# Can I clean the nest box?



## terriemac (Jul 6, 2012)

I noticed it's a bit moist at the bottom of the nest box and was wondering if I should change the litter and clean the box (first time rabbit breeder). The kits are now 2 weeks old  and I'm concerned that being under all the mother's fur, straw, and hay will be too warm for them. Seems like there is too much bedding in the box- should I take some out?

During the day it's in the high 80's -low 90's and in the evening it gets down to the low 50's.

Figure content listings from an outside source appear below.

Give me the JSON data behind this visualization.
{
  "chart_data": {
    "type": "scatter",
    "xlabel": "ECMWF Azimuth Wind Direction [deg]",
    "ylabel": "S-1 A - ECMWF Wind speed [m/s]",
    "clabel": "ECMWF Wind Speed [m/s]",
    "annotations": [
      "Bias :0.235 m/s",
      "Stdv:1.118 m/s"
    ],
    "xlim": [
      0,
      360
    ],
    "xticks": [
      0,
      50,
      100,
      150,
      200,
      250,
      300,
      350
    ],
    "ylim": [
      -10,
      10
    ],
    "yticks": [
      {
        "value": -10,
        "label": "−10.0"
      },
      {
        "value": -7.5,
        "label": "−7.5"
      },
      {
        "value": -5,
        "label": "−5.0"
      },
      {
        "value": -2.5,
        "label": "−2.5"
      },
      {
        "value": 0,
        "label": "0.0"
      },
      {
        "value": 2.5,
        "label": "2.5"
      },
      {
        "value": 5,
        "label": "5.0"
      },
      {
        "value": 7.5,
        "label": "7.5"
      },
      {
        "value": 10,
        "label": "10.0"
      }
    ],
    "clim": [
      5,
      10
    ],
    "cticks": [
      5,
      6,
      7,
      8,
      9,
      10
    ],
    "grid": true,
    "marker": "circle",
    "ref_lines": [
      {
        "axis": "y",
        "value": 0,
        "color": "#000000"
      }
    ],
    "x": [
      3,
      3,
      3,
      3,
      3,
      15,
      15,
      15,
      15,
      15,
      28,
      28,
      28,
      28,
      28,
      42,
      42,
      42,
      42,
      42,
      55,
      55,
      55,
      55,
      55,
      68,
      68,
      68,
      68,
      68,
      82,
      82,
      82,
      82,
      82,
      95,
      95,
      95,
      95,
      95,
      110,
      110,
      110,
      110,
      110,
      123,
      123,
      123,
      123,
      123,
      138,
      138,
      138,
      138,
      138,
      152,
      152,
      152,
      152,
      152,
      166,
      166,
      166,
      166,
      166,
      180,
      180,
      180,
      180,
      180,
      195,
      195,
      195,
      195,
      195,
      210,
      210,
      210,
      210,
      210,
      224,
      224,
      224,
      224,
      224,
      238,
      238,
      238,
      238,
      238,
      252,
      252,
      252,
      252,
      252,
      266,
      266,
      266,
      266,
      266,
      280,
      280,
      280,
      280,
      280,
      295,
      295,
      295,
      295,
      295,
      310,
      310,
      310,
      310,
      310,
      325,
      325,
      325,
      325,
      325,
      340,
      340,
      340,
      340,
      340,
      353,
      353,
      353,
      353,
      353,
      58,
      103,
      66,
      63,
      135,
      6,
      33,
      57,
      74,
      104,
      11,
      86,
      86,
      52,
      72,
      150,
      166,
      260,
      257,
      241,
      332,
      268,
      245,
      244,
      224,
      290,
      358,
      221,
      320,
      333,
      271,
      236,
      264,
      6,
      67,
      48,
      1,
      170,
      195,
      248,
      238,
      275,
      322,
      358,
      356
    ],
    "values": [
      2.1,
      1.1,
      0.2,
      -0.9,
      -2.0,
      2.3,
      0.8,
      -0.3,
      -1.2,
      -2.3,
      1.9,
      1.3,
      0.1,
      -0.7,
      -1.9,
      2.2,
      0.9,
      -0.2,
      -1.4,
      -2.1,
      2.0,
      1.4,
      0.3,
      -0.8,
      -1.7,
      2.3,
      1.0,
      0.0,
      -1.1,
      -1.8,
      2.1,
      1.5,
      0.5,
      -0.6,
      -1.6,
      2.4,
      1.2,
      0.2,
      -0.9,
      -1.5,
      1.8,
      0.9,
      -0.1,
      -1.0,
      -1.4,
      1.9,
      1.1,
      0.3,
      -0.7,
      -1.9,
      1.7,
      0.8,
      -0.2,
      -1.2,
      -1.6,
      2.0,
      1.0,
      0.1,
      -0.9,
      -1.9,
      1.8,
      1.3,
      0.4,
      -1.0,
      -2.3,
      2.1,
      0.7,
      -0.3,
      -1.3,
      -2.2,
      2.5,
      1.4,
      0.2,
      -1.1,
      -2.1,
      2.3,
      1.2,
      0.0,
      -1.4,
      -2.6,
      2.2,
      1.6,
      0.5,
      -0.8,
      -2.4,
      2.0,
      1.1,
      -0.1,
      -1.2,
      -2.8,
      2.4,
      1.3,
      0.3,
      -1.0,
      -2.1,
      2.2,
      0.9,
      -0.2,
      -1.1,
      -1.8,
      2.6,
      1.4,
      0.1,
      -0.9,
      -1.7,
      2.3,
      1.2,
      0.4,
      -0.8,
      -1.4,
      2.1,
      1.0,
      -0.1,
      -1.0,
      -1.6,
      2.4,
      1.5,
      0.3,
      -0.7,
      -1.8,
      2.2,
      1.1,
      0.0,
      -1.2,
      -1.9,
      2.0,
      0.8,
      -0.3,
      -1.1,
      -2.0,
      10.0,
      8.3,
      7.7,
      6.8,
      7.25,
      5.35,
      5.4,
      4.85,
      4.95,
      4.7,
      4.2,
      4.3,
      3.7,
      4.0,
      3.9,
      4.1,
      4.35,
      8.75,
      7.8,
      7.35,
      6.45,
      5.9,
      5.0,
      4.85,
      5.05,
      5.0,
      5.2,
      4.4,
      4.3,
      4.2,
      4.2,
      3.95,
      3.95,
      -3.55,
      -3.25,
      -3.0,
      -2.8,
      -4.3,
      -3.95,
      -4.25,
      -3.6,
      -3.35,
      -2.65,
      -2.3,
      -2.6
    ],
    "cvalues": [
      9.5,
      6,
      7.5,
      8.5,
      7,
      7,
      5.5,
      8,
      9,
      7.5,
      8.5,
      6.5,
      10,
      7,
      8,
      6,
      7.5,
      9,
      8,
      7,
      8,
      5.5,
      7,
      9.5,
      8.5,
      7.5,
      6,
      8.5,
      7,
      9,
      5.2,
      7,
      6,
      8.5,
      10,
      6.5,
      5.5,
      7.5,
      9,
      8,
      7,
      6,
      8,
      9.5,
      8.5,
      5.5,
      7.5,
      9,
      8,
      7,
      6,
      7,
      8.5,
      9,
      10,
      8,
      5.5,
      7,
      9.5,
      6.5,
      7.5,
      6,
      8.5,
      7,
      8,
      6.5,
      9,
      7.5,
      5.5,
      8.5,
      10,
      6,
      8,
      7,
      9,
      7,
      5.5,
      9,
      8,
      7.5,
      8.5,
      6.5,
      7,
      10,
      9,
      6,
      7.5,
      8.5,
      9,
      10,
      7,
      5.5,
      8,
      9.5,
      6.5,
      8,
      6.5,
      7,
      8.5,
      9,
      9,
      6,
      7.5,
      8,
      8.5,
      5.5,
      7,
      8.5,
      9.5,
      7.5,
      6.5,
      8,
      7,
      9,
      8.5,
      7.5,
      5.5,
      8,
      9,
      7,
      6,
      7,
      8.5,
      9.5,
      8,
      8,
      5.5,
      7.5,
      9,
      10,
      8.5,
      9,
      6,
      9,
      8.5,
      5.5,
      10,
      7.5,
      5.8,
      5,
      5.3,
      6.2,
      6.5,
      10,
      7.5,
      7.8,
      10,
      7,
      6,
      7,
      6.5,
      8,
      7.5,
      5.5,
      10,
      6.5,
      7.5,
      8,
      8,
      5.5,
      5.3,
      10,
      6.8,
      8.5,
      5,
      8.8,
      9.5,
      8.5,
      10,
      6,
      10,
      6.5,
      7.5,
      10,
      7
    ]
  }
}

Thanks in advance for the help


----------



## pennylove (Jul 6, 2012)

If the doe is friendly and lets you approach the kits, absolutely; most breeders clean the nest boxes regularly, some even daily.


----------



## DianeS (Jul 7, 2012)

Yes, clean the nest box. Remove anything soiled or wet, and replace it with clean. But leave plenty of bedding in it - the kits will burrow under the fur/straw when they are cold, and push themselves to the top of it when they are hot. They are self-regulating. So if they are UNDER the fur, definately leave that much fur in it because they are using it on purpose.


----------



## terri9630 (Jul 7, 2012)

If its damp then its fine to clean.  if the kits get hot they will be on top of the bedding.  They move through the nest and will keep themselves comfortable.


----------



## tx-ranch-man (Jul 25, 2012)

yes clean the nestbox wkly or daily i do daily because i have fun playing with the kits.







master rabbit,goat,horse,cow,hamster,chicken raiser.


----------